Gegen den die Wiedereinsetzung in den vorigen Stand betreffenden Bescheid vom 2. August 2013 in der Gestalt des Widerspruchsbescheides vom 11. April 2014 hat der Kläger am 14. Mai 2014 beim SG Klage erhoben. Der Prozessbevollmächtigte des Klägers hat die Richtigkeit seiner Angaben zum Geschehensablauf erneut anwaltlich versichert. Er hat nochmals auf die Rechtsprechung des Bundesverfassungsgerichts (BVerfG) und des Bundesgerichtshofs (BGH) verwiesen, wonach darauf vertraut werden dürfe, dass Briefe innerhalb eines Werktages befördert würden. Differenzierungen aufgrund von Feiertagen oder Wochenenden seien nicht zulässig. Auch sei ein Beteiligter berechtigt, die Frist bis zum letzten möglichen Zeitpunkt auszunutzen. Selbst wenn nicht mehr sicher gesagt werden können, ob der Einwurf des Briefes am Freitagnachmittag noch vor oder erst nach der freitäglichen Leerung erfolgt sei, sei aufgrund der Leerung am Sonnabend mit einem Zugang am nächsten Werktag (Montag) zu rechnen gewesen.
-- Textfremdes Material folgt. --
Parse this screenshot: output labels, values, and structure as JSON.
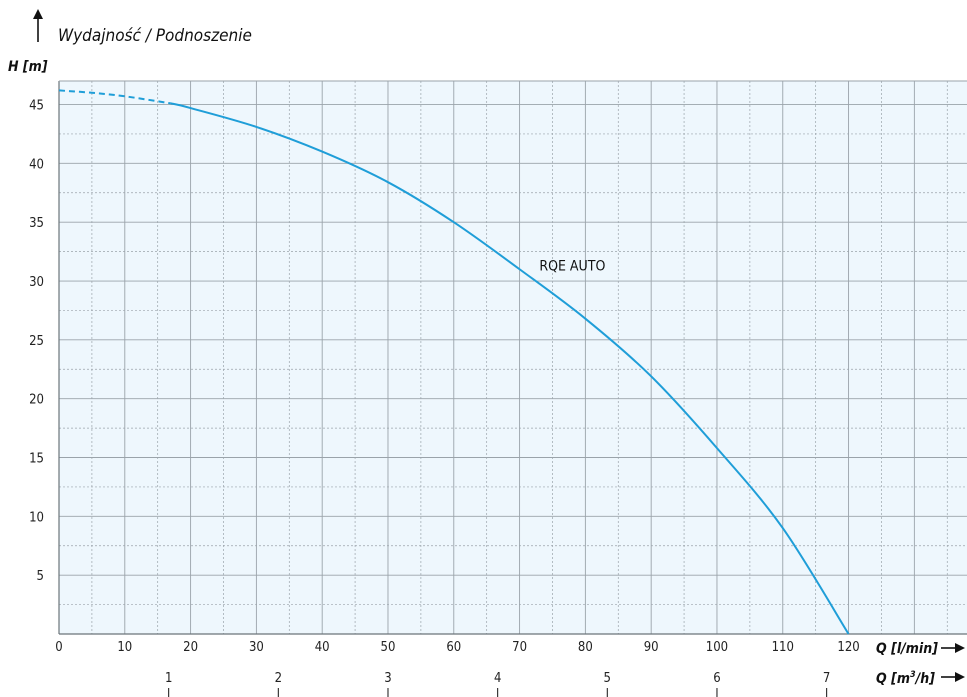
{
  "chart_data": {
    "type": "line",
    "title": "Wydajność / Podnoszenie",
    "ylabel": "H [m]",
    "xlabel": "Q [l/min]",
    "xlabel_secondary_prefix": "Q [m",
    "xlabel_secondary_sup": "3",
    "xlabel_secondary_suffix": "/h]",
    "xlim": [
      0,
      138
    ],
    "ylim": [
      0,
      47
    ],
    "x_ticks": [
      "0",
      "10",
      "20",
      "30",
      "40",
      "50",
      "60",
      "70",
      "80",
      "90",
      "100",
      "110",
      "120"
    ],
    "y_ticks": [
      "5",
      "10",
      "15",
      "20",
      "25",
      "30",
      "35",
      "40",
      "45"
    ],
    "x2_ticks": [
      {
        "label": "1",
        "value": 16.67
      },
      {
        "label": "2",
        "value": 33.33
      },
      {
        "label": "3",
        "value": 50
      },
      {
        "label": "4",
        "value": 66.67
      },
      {
        "label": "5",
        "value": 83.33
      },
      {
        "label": "6",
        "value": 100
      },
      {
        "label": "7",
        "value": 116.67
      }
    ],
    "grid": true,
    "series": [
      {
        "name": "RQE AUTO",
        "color": "#1f9ed8",
        "dashed_until_x": 17,
        "x": [
          0,
          5,
          10,
          17,
          20,
          30,
          40,
          50,
          60,
          70,
          80,
          90,
          100,
          110,
          120
        ],
        "y": [
          46.2,
          46.0,
          45.7,
          45.1,
          44.7,
          43.1,
          41.0,
          38.4,
          35.0,
          31.0,
          26.8,
          21.9,
          15.8,
          9.0,
          0
        ]
      }
    ],
    "annotations": [
      {
        "text": "RQE AUTO",
        "x": 73,
        "y": 30.9
      }
    ]
  },
  "colors": {
    "plot_bg": "#eef7fd",
    "grid_major": "#9aa3aa",
    "grid_minor": "#9aa3aa",
    "curve": "#1f9ed8"
  }
}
Das SG hat die Klage mit der Begründung abgewiesen, dass der Kläger bzw. sein Prozessbevollmächtigter die Widerspruchsfrist schuldhaft versäumt habe. Insoweit sei die Kammer der Überzeugung, dass derjenige, der eine Frist einzuhalten habe, besondere Sorgfaltspflichten zu beachten habe. Bei unmittelbar bevorstehendem Fristablauf könnten bei Nutzung moderner digitaler Kommunikationsmethoden (Fax, E-Mail, E-Post-Brief oder elektronisches Gerichts- und Verwaltungspostfach - EGVP -) fristwahrende Verfahrenshandlungen "quasi am gleichen Tag erbracht werden". Zumindest bei professionell Bevollmächtigten könne davon ausgegangen werden, dass solche modernen Kommunikationsmethoden zur Verfügung ständen. Der Prozessbevollmächtige des Klägers verfüge über ein digitales Fax. Andere Widersprüche des Klägers seien auch vorab per Fax eingelegt worden. Diese modernen Kommunikationsmethoden seien zur Vermeidung von Fristversäumnissen zu nutzen, so dass der Beklagte zu Recht eine Wiedereinsetzung in den vorigen Stand abgelehnt habe. Da die Kammer mit ihrer Entscheidung von der herrschenden Rechtsprechung abweiche, werde die Berufung zugelassen (Urteil vom 6. Januar 2016).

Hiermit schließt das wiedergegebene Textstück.